April 15, 2004
Massachusetts and Home!
Today, as we awoke in Oneonta, New York, we rolled over, rubbed our eyes, looked out the window, and saw ... clear skies and sunshine! Could this be for real? Well, yes — for a while ...
We hit the road with our usual vigor and aplomb, and headed eastward (where else?). Despite the brilliant sky, the temperature was still rather cold, and our Giulietta's top stayed up, which had been the case ever since we left Oregon. (Oh, how we lamented not being able to drive across the country topless ...)
Along our route, we passed through the quaint village of Prattsville, NY, founded by our esteemed ancestor Zadock Pratt. Below is a shot of a current Prattsville landmark. (I know what you're thinking, but this is an unretouched photo.)
We meandered through some lovely countryside, skirting the northern edge of the Catskills, and finally arrived at a milestone: crossing the Hudson River via the Rip Van Winkle Bridge (which, incidentally, was the first toll we had to pay during the entire trip).
We were starting to feel at home, and knew that we were back in the American Northeast, as evidenced by the following:
Another milestone: Massachusetts welcoming us. Welcoming us back to high taxes, inflated property values, and people who sound like Ted Kennedy when they talk, that is.
Our reverie was shattered, however, as we drove back into the weather pattern that had caused us all the consternation almost the entire way across the country:
But we arrived home safely, and were greeted by the lovely Vi, who had two kinds of chili simmering on the stove for us. What a woman! By the time John left, the sun was out, prompting the photo op below:
So what did Vi and I do after John left? Why, we went for a ride, of course!
Culture of the Day
Unfortunately, this is a little hard to see, but the photo below is of a truck made entirely out of wood. (Well, except for the door window frame.) Also on the property were a wooden motorcycle and a couple of wooden bears. The two buildings were made of short logs with the end grain showing. Most impressive! There was also a Corvette there, but it, alas, was made of fiberglass.
Beer of the Day
Now we're talkin'! Pratt's homebrew at last! On tap were a British ale (a Boddington's clone) and a Czech pilsner (a Pilsner Urquell clone). We'd do these trips more often if the beer at home weren't so decent.
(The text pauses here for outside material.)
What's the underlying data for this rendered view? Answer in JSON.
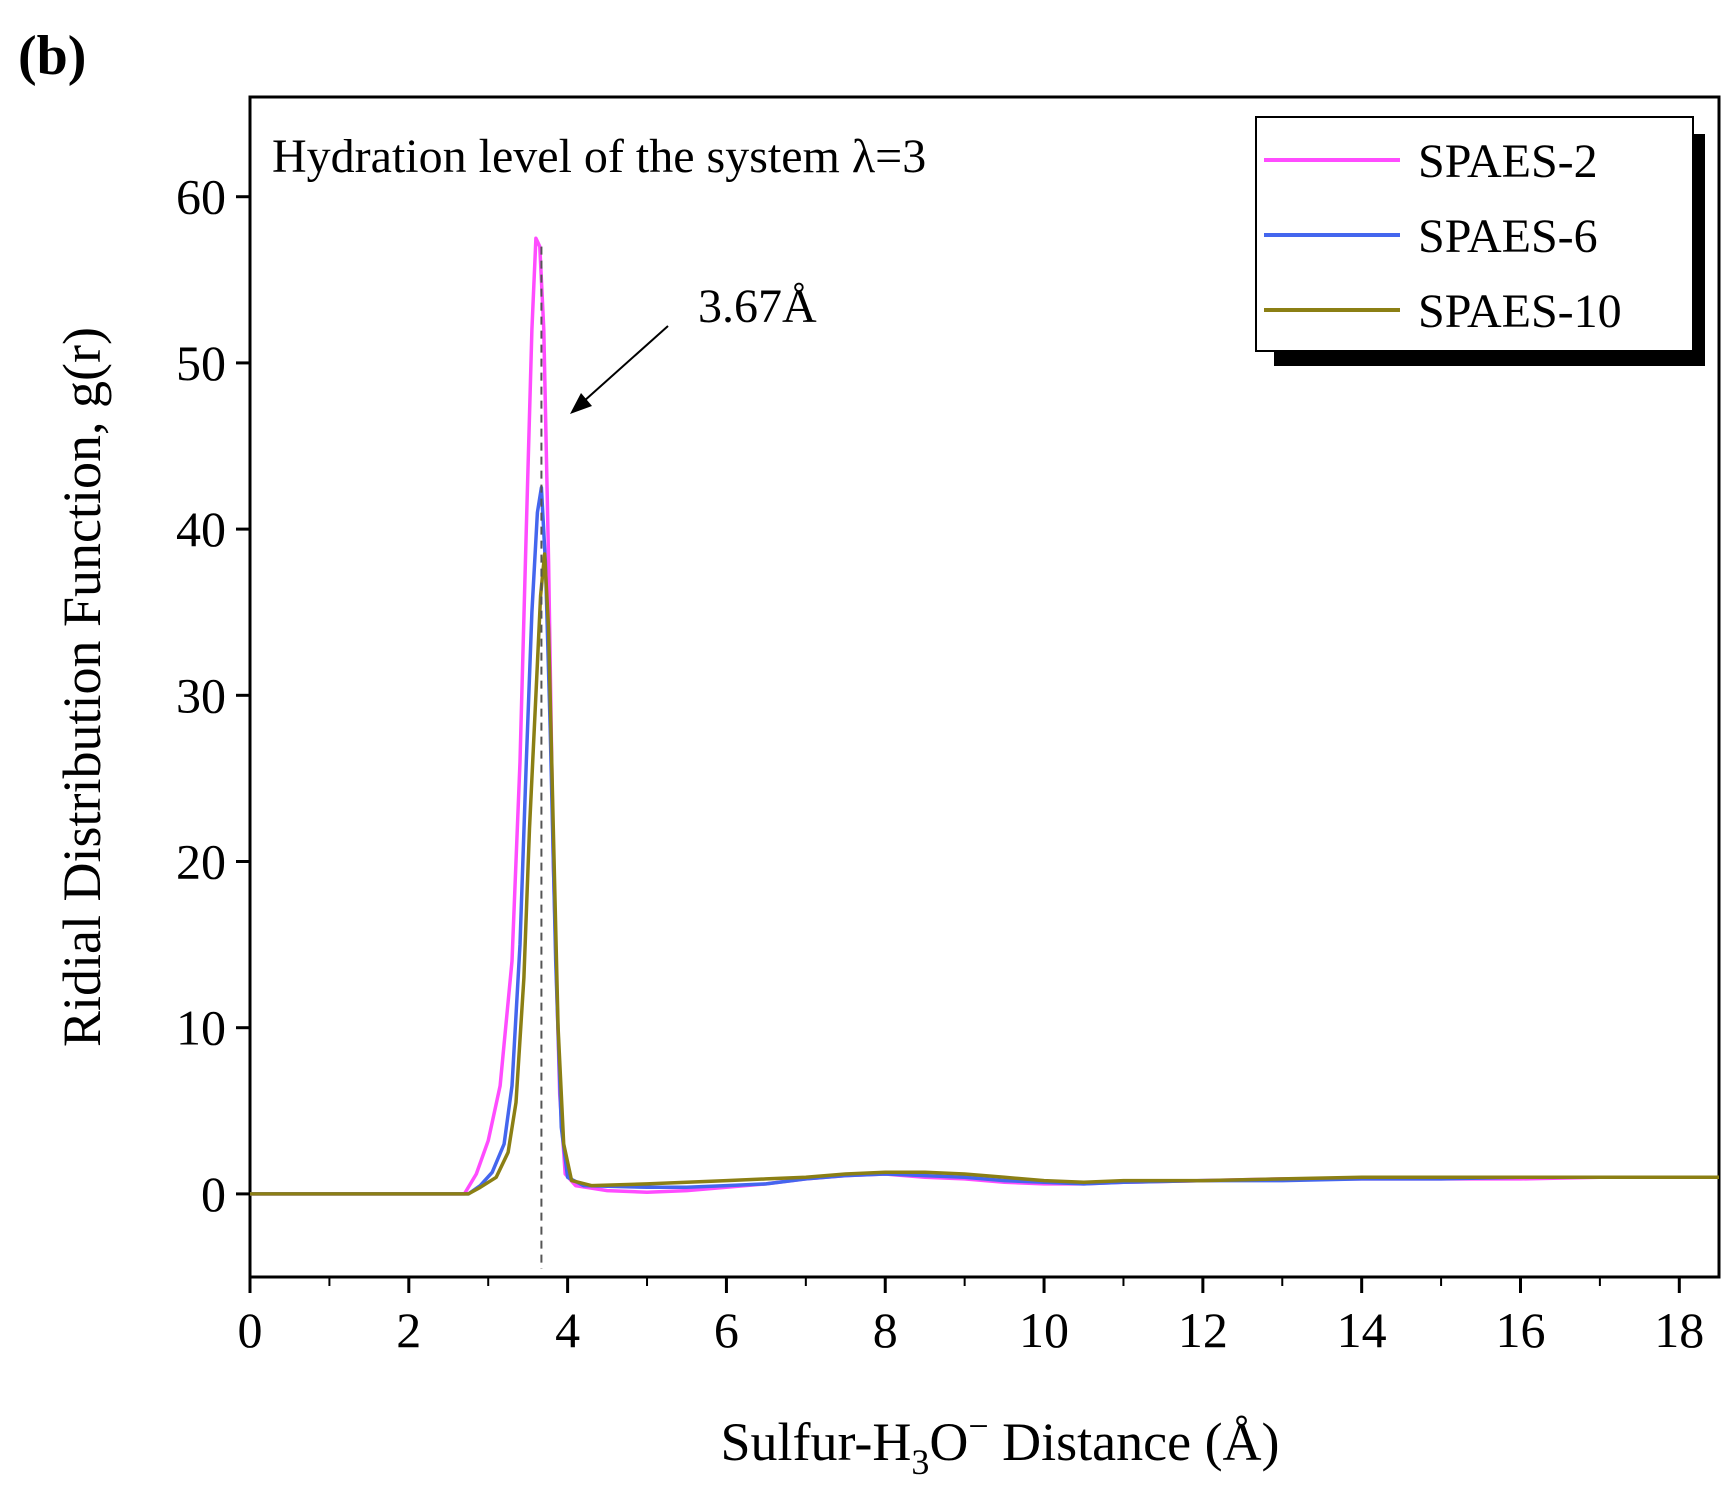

We did keep track of all the Alfas that we encountered on the trip. If you don't consider the ones owned by Doug Zaitz and Patrick and Tami Iaboni in Portland, and if you don't consider the ones owned by us, the answer is:
Of course, to be fair, it's early in the year, and the weather we experienced along our route didn't exactly encourage Alfa drivership.
Well, folks, I guess that's it. Our oil consumption, thankfully, remained moderate, and we'll investigate the problem in greater depth over the next few days and weeks. Right now, I've got the carpets and mats removed and drying in the garage. Tomorrow or Saturday, I'll give our Giulietta a well-deserved cleaning, and start making amends for the abuse we've put her through over the past week and a half.
The short top-down drive that Vi and I took this afternoon reminded me what a fabulous car this is, and I'm really looking forward to many years of stewardship of this delightful Alfa Romeo.